I can have a reminder of this any day by just looking out my back door to the neighboring lot where at one time there stood what was, no doubt, a well-maintained house and out-building. But years ago it was abandoned and has now gone into disarray.
The second law of thermodynamics or the law of entropy says that the inevitable and natural tendency of all things is to go from order to disorder.
Solomon warns that if a man gives in to slothfulness and he is not ever vigilant, then that which has been given to his stewardship will be destroyed.
This is a constant theme in the Proverbs:
Proverbs 23: 21 For the drunkard and the glutton shall come to poverty: and drowsiness shall clothe a man with rags.
Proverbs 24:30 I went by the field of the slothful, and by the vineyard of the man void of understanding; 31 And, lo, it was all grown over with thorns, and nettles had covered the face thereof, and the stone wall thereof was broken down. 32 Then I saw, and considered it well: I looked upon it, and received instruction. 33 Yet a little sleep, a little slumber, a little folding of the hands to sleep: 34 So shall thy poverty come as one that travelleth; and thy want as an armed man.
In context, the first application of this is to rulers, those given the stewardship of government in some sphere (see 10:16-17).
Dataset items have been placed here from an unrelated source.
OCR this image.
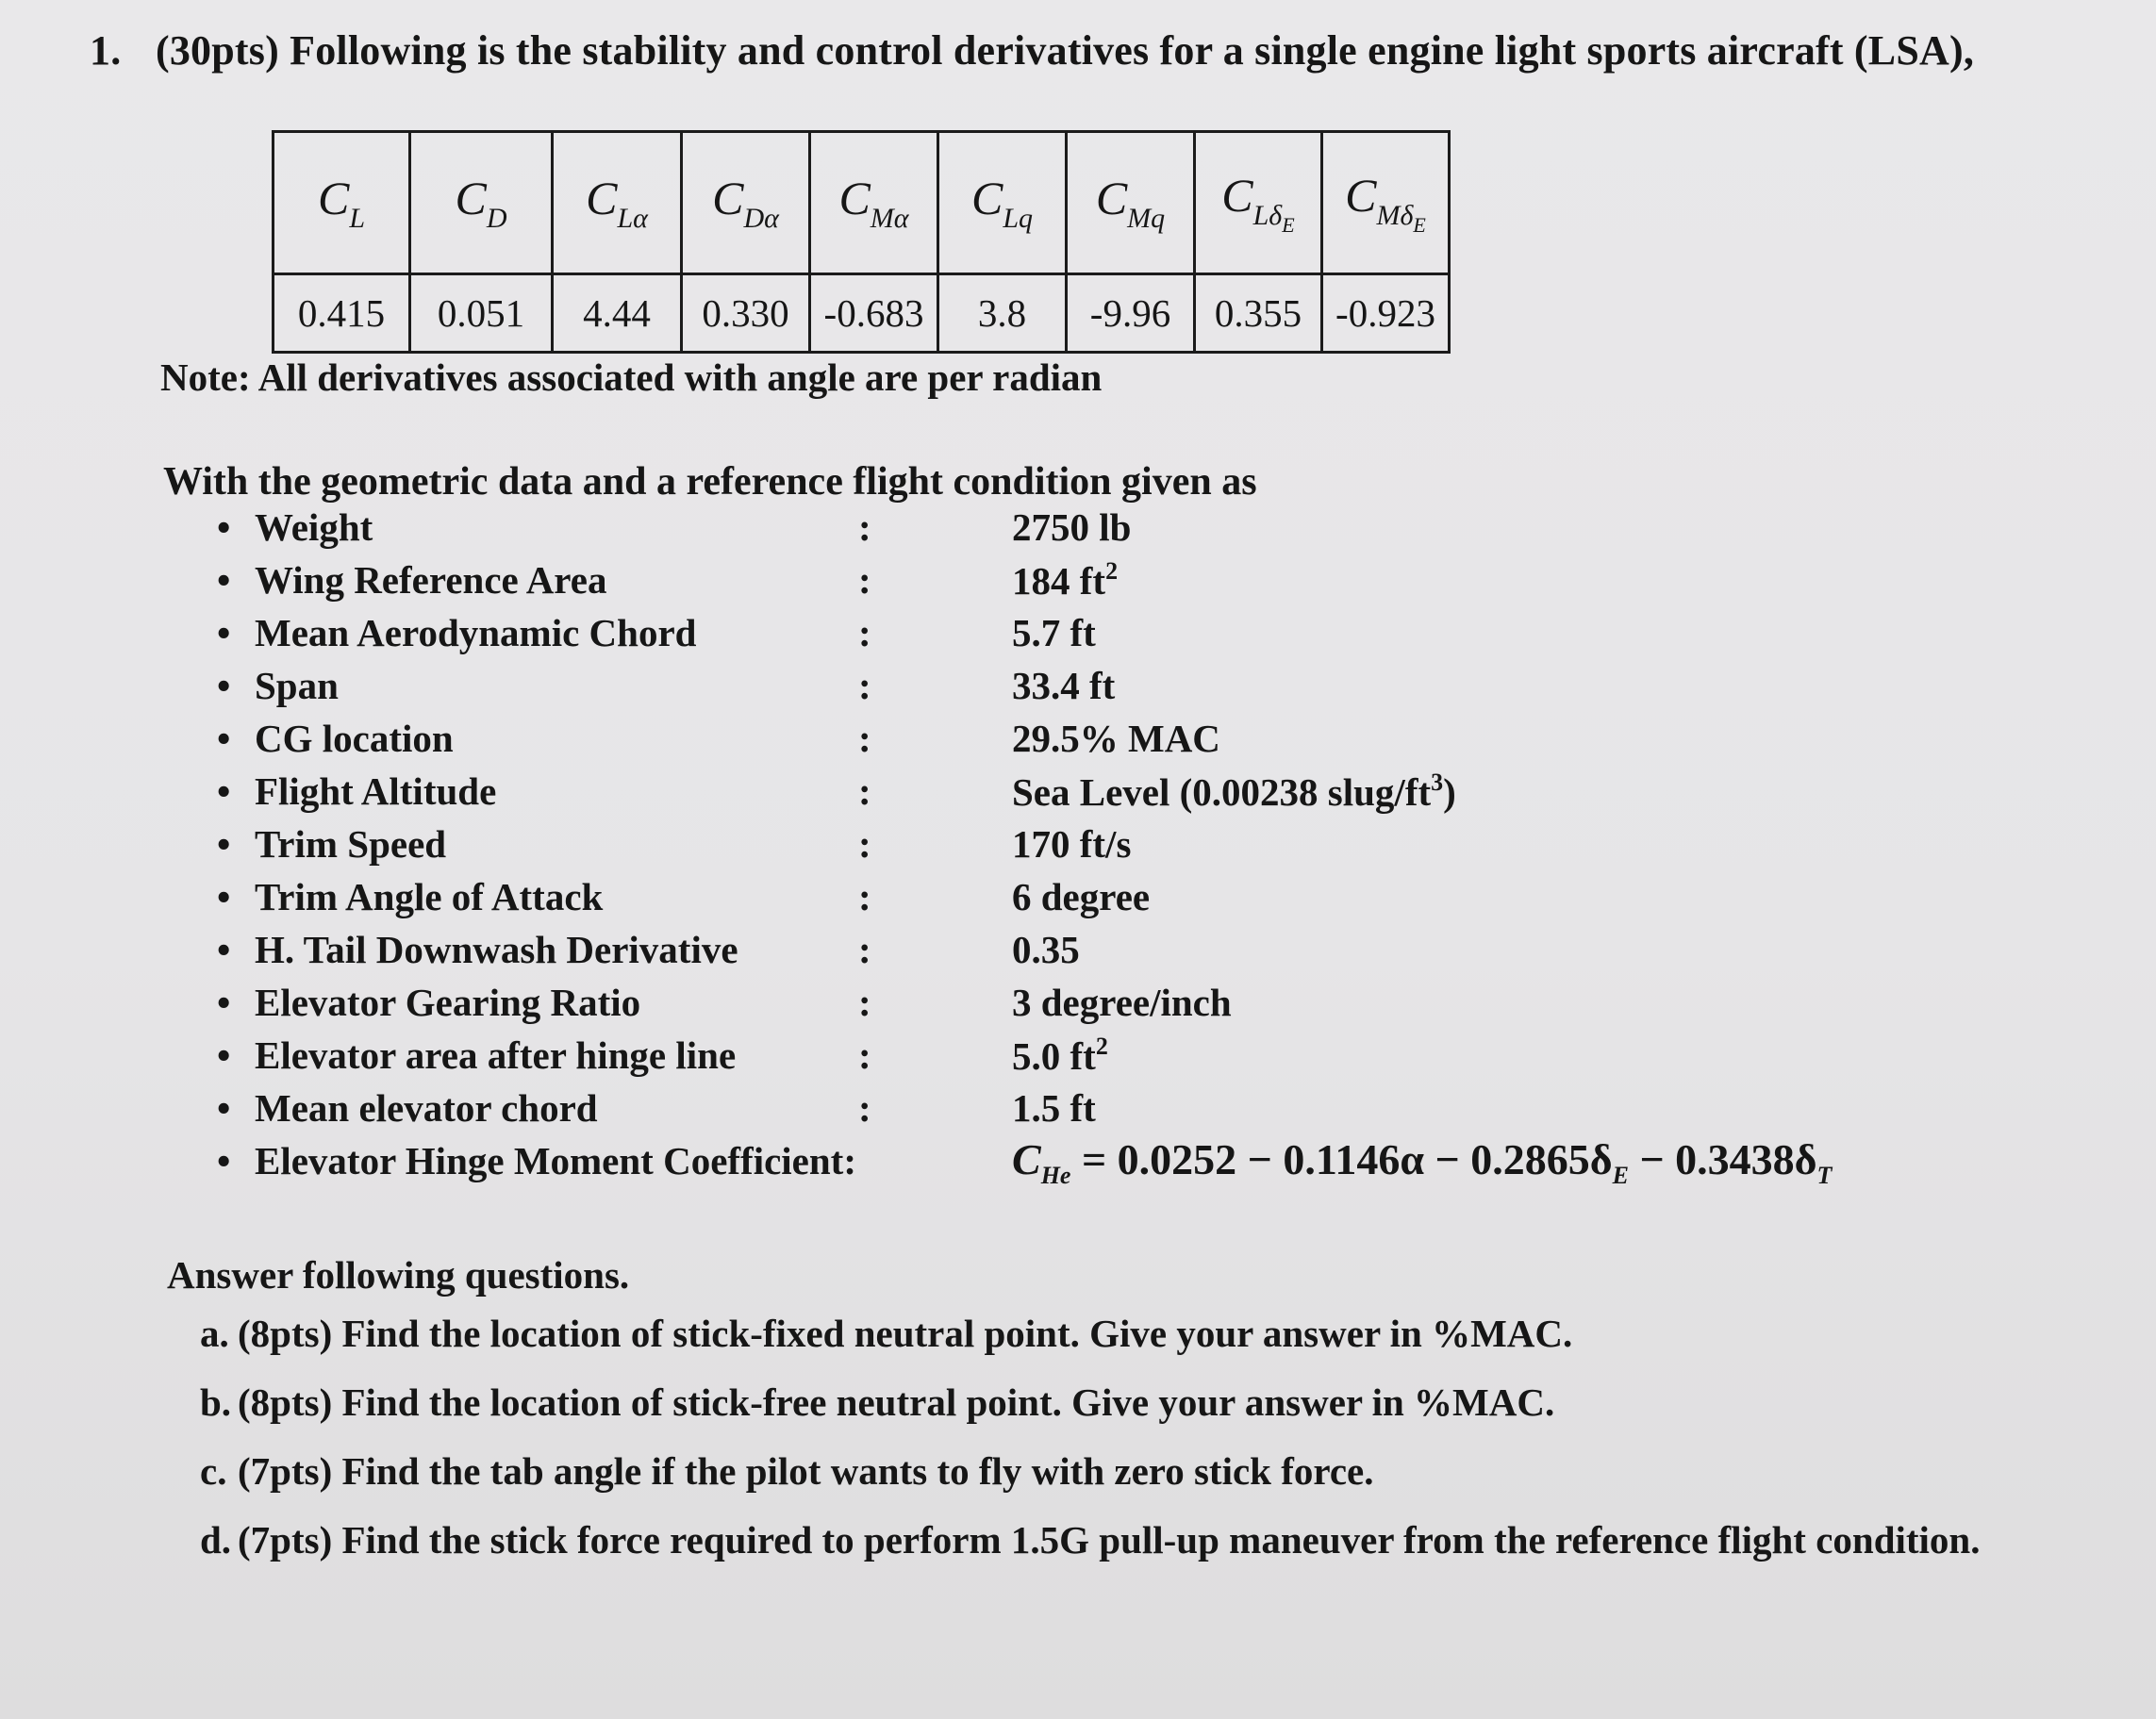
1. (30pts) Following is the stability and control derivatives for a single engine light sports aircraft (LSA),
$C_L$	$C_D$	$C_{L\alpha}$	$C_{D\alpha}$	$C_{M\alpha}$	$C_{Lq}$	$C_{Mq}$	$C_{L\delta_E}$	$C_{M\delta_E}$
0.415	0.051	4.44	0.330	-0.683	3.8	-9.96	0.355	-0.923
Note: All derivatives associated with angle are per radian
With the geometric data and a reference flight condition given as
• Weight	:	2750 lb
• Wing Reference Area	:	184 $ft^2$
• Mean Aerodynamic Chord	:	5.7 ft
• Span	:	33.4 ft
• CG location	:	29.5% MAC
• Flight Altitude	:	Sea Level (0.00238 slug/$ft^3$)
• Trim Speed	:	170 ft/s
• Trim Angle of Attack	:	6 degree
• H. Tail Downwash Derivative	:	0.35
• Elevator Gearing Ratio	:	3 degree/inch
• Elevator area after hinge line	:	5.0 $ft^2$
• Mean elevator chord	:	1.5 ft
• Elevator Hinge Moment Coefficient:	$C_{He} = 0.0252 - 0.1146\alpha - 0.2865\delta_E - 0.3438\delta_T$
Answer following questions.
a. (8pts) Find the location of stick-fixed neutral point. Give your answer in %MAC.
b. (8pts) Find the location of stick-free neutral point. Give your answer in %MAC.
c. (7pts) Find the tab angle if the pilot wants to fly with zero stick force.
d. (7pts) Find the stick force required to perform 1.5G pull-up maneuver from the reference flight condition.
If you are not diligent and if you succumb to laziness, you will fail in your stewardship and destroy what has been given to you.
The application, however, is wider. Currid observes: “This is true of all aspects of our lives: our families, our businesses, our appearance, our spiritual lives, and so forth” (Ecclesiastes, p. 133).
Charles Bridges makes similar application:
Want of family discipline issues in the same result. When evils, apparently trifling, are allowed, the tendency to decay become more and more visible.
Public institutions and laws—however permanent they seem to be—need continual and active review in order to their amendment.
There is also intellectual slothtfulness much to be resisted, unless one would allow palsy of every faculty (Ecclesiastes, p. 255).
He cites one old author who called idleness “the nursery of sins” and adds:
Idleness of hands is often connected with worldliness of heart (p. 256).
Never expect spiritual wealth, while indulging carnal sloth (p. 257).
Let us be diligent in the stewardship of our lives to the glory of God and the blessing of man.